Grilled Potato Toast with Guacamame

0.0/5 rating (0 votes)
Grilled Potato Toast with Guacamame

Check out this nutritious twist on avocado toast using a veggie-based potato guacamame! Grilled planks of russet potatoes topped with spicy pickled corn relish and edamame guacamole

What you'll need to make this recipe:

  • Food processor
  • Large bowl
  • Plastic wrap
  • Large spoon
  • Grill or grill pan
Edamame Guacamole

Ingredients

  • Shelled edamame, thawed
  • 1/4 cup water
  • 3 medium avocados, seeded, pulp removed
  • 1/2 cup fresh plum tomatoes, chopped 1/4 inch
  • 1/2 red onion, chopped 1/4 inch, rinsed in cold water
  • 2 jalapeño peppers, seeds removed, chopped fine (optional)
  • 1/4 cup fresh lime juice
  • 2 garlic cloves, chopped fine
  • 1/3 cup cilantro, chopped
  • 1/2 teaspoon sea salt

Directions

  1. Puree the edamame in a food processor along with the water until smooth. Add the avocado and pulse lightly until it is incorporated. Transfer the edamame and avocado mash to a bowl. Fold in the tomatoes, onions, jalapeños, lime, garlic, cilantro, and salt.

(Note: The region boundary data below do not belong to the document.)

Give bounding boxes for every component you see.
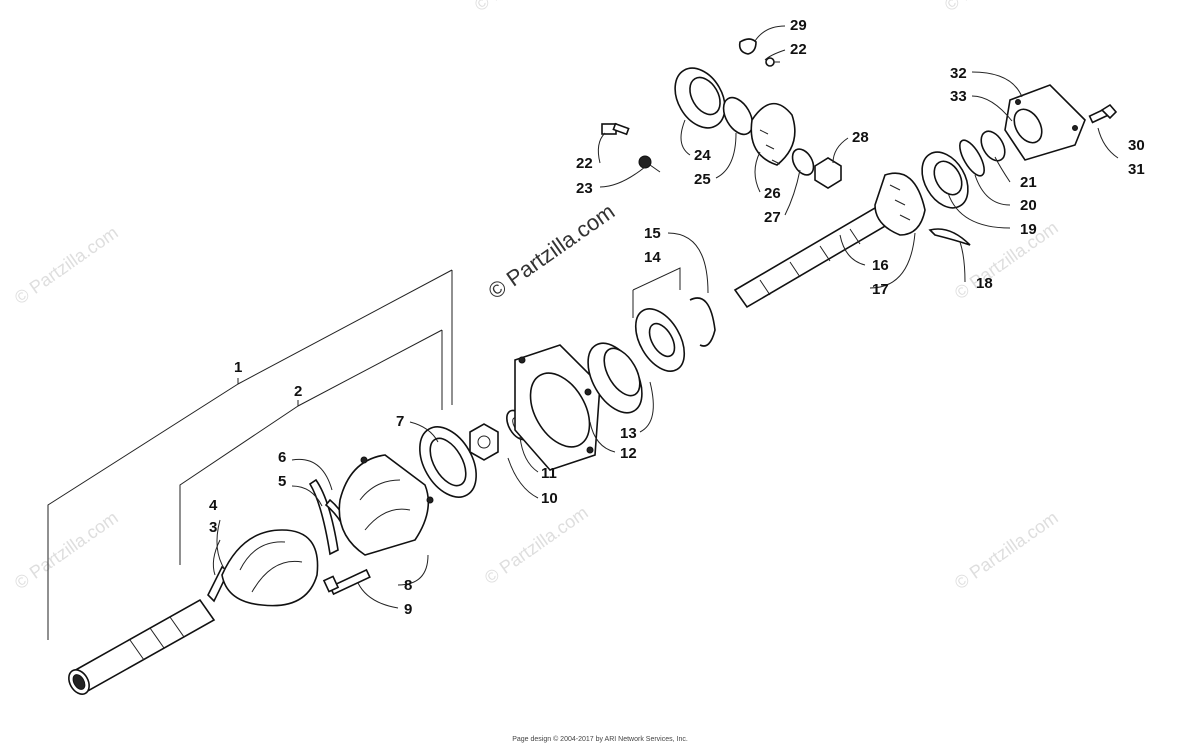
footer-copyright: Page design © 2004-2017 by ARI Network S…	[512, 736, 688, 743]
leader-lines	[212, 25, 1119, 609]
bearing-19	[921, 151, 969, 209]
nut-28	[814, 157, 842, 189]
bearing-14	[634, 308, 686, 372]
label-24: 24	[694, 147, 711, 164]
label-8: 8	[404, 577, 412, 594]
part-labels: 1 2 3 4 5 6 7 8 9 10 11 12 13 14 15 16 1…	[209, 17, 1145, 618]
oil-seal-7	[419, 426, 477, 498]
label-20: 20	[1020, 197, 1037, 214]
watermark-main: © Partzilla.com	[484, 199, 620, 305]
label-21: 21	[1020, 174, 1037, 191]
label-2: 2	[294, 383, 302, 400]
label-33: 33	[950, 88, 967, 105]
label-1: 1	[234, 359, 242, 376]
label-30: 30	[1128, 137, 1145, 154]
snap-ring-18	[928, 228, 971, 246]
washer-27	[791, 148, 815, 176]
label-17: 17	[872, 281, 889, 298]
vent-washer-23	[638, 155, 661, 173]
bolt-9	[322, 568, 371, 596]
label-22-top: 22	[790, 41, 807, 58]
watermark-text: © Partzilla.com	[951, 217, 1062, 303]
label-19: 19	[1020, 221, 1037, 238]
watermark-text: © Partzilla.com	[11, 222, 122, 308]
label-23: 23	[576, 180, 593, 197]
cv-joint-housing	[338, 454, 434, 556]
assembly-brackets	[47, 267, 681, 640]
label-18: 18	[976, 275, 993, 292]
label-26: 26	[764, 185, 781, 202]
label-32: 32	[950, 65, 967, 82]
label-27: 27	[764, 209, 781, 226]
bearing-24	[674, 67, 726, 129]
label-22-upper-left: 22	[576, 155, 593, 172]
pinion-gear-17	[874, 172, 926, 236]
bearing-cap-32	[1004, 84, 1086, 161]
axle-shaft	[68, 598, 216, 695]
label-9: 9	[404, 601, 412, 618]
label-14: 14	[644, 249, 661, 266]
bolt-30	[1088, 103, 1118, 124]
label-29: 29	[790, 17, 807, 34]
label-25: 25	[694, 171, 711, 188]
snap-ring-15	[689, 297, 716, 347]
label-7: 7	[396, 413, 404, 430]
washer-25	[722, 96, 754, 136]
label-4: 4	[209, 497, 218, 514]
watermark-text: © Partzilla.com	[471, 0, 582, 15]
watermark-text: © Partzilla.com	[11, 507, 122, 593]
shim-20	[959, 139, 985, 177]
race-21	[980, 130, 1006, 162]
watermark-text: © Partzilla.com	[951, 507, 1062, 593]
watermark-text: © Partzilla.com	[481, 502, 592, 588]
vent-bolt-22	[601, 122, 630, 136]
label-6: 6	[278, 449, 286, 466]
ring-gear-26	[750, 102, 796, 166]
watermark-text: © Partzilla.com	[941, 0, 1052, 15]
label-3: 3	[209, 519, 217, 536]
label-11: 11	[541, 465, 557, 482]
screw-22	[765, 57, 780, 67]
cv-boot	[221, 529, 319, 607]
label-13: 13	[620, 425, 637, 442]
nut-10	[469, 423, 499, 461]
label-16: 16	[872, 257, 889, 274]
bearing-housing-12	[514, 344, 601, 471]
watermark-group: © Partzilla.com © Partzilla.com © Partzi…	[11, 0, 1062, 593]
label-10: 10	[541, 490, 558, 507]
pinion-shaft-16	[733, 203, 894, 309]
boot-clamp-5	[308, 478, 339, 556]
label-31: 31	[1128, 161, 1145, 178]
label-15: 15	[644, 225, 661, 242]
label-5: 5	[278, 473, 286, 490]
bearing-13	[587, 342, 643, 414]
label-28: 28	[852, 129, 869, 146]
fill-plug-29	[738, 38, 757, 55]
label-12: 12	[620, 445, 637, 462]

Place a piece of plastic wrap directly on top and refrigerate
Pickled Corn and Black Bean Relish

Ingredients

  • 2 cups sweet corn kernels
  • 1 cup cooked black beans
  • 1/4 cup pickled jalapeños, diced 1/4 inch
  • 1/2 cup roasted red peppers, diced 1/4 inch
  • 1/4 cup rice wine vinegar
  • 2 Tablespoons extra virgin olive oil
  • 2 Tablespoons cilantro, chopped
  • 2 teaspoons sea salt
  • 1 teaspoon freshly ground black pepper

Directions

  1. Mix the corn, black beans, jalapeños, peppers, vinegar, oil, cilantro, salt, and pepper in a large bowl and stir gently to combine. Set aside in the refrigerator until ready to use
Potato Toast

Ingredients

  • 2 pounds large russet potatoes, sliced into planks lengthwise (about 1/2 inch thick)
  • 2 Tablespoons olive oil
  • 1 teaspoon kosher salt

Directions

  1. Heat a grill to high heat (this can also be done on a grill pan or even under a broiler). Brush the potato slices with the oil and season with salt. Place the potatoes on the grill and cook for about 4-5 minutes per side or until there are nice grill marks and the potato is tender
  2. To Plate: Spoon some of the guacamame on the plate and top with the potato toast. Spoon the relish on top and garnish the dish with chopped cilantro and extra edamame if desired. Enjoy!